Responsibilities of a NY Power of Attorney Agent

The  Power of Attorney  “principal,”  gives  the  “agent” authority to spend their  money and sell or dispose of their  property during their lifetime without telling them. Principals do not lose their  authority to act even though they have given their agent similar authority. When the agent exercises this authority, he or she must act according to any instructions provided by the principal or, where there are no specific instructions, in their best interest. The law governing Powers of Attorney is contained in the New York General Obligations Law, Article 5, Title 15.

An agent can act on the principal’s  behalf only after signing the Power of Attorney before a notary public. The principal may  request information from the  agent at any time. When revoking a prior Power of Attorney, Responsibilities of a NY Power of Attorney Agent written notice of the revocation should be provided to prior agent(s) and to any third parties who may have acted upon it, including the financial institutions where the principal’s accounts are located.

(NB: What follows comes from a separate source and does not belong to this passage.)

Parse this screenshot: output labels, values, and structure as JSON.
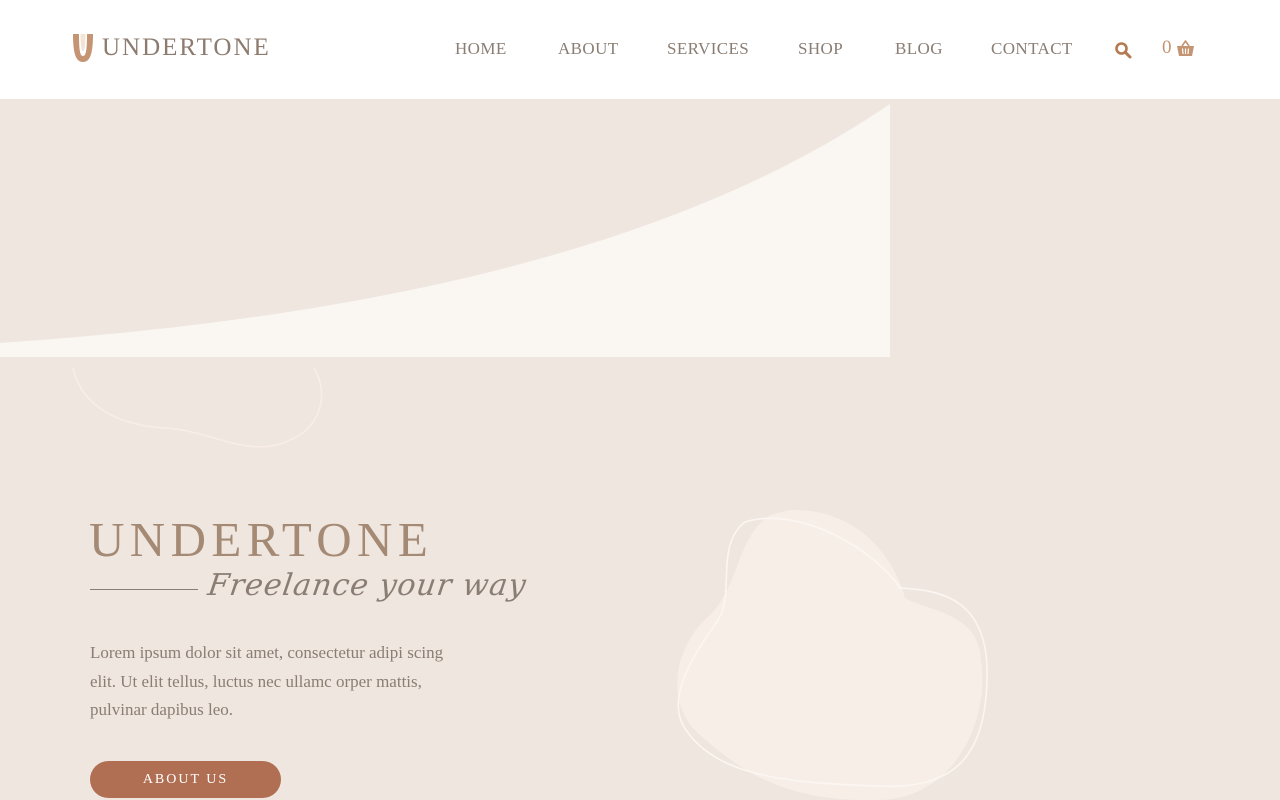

Principals  can revoke or terminate the Power of Attorney at any time for any reason as long as they are of sound mind. If the principal is no longer of sound mind, a court can remove the agent for acting improperly. An agent cannot make health care decisions for the principal. A “Health Care Proxy” must be executed to do this.

When an agent accepts the authority granted under this Power of Attorney, a special legal relationship is created between the agent and the principal. This relationship imposes on the agent legal responsibilities that continue until he or she resigns or the Power of Attorney is terminated or revoked.

Agents are required to:

  1. Act according to any instructions from the principal, or, where there are no instructions, in the principal’s best interest;
  2. Avoid conflicts that would impair their ability to act in the principal’s best interest;
  3. Keep the principal’s property separate and distinct from any assets the agent owns or controls, unless otherwise permitted by law;
  4. Keep a record of all transactions conducted for the principal or keep all receipts of payments and transactions conducted for the principal; and
  5. disclose their  identity as an agent whenever they act for the principal by writing or printing the principal’s name and signing their own name as “agent” in either of the following manners: (Principal’s Name) by (Your Signature) as Agent, or (your signature) as Agent for (Principal’s Name).

Agents may not use the principal’s assets to benefit themselves  or anyone else or make gifts to themselves or anyone else unless the principal has specifically granted  them that authority in the modifications section of this document or a Non-Statutory Power of Attorney. If they have that authority, they must act according to any instructions of the principal or, where there are no such instructions, in the principal’s best interest. Agents may resign by giving written notice to the principal and to any co-agent, successor agent, monitor if one has been named in this document, or the principal’s guardian if one has been appointed. If it is found that agents have violated the law or acted outside the authority granted to them in the Power of Attorney, they may be liable under the law for your violation.

The agent is entitled to be reimbursed from the principal’s  assets for reasonable expenses incurred on the principal’s  behalf. Principals who wish that the  agent(s) to be compensated from their assets for services rendered on their behalf, and/or  wish to define “reasonable compensation”, may do so in the  “Modifications” section of the Power of Attorney.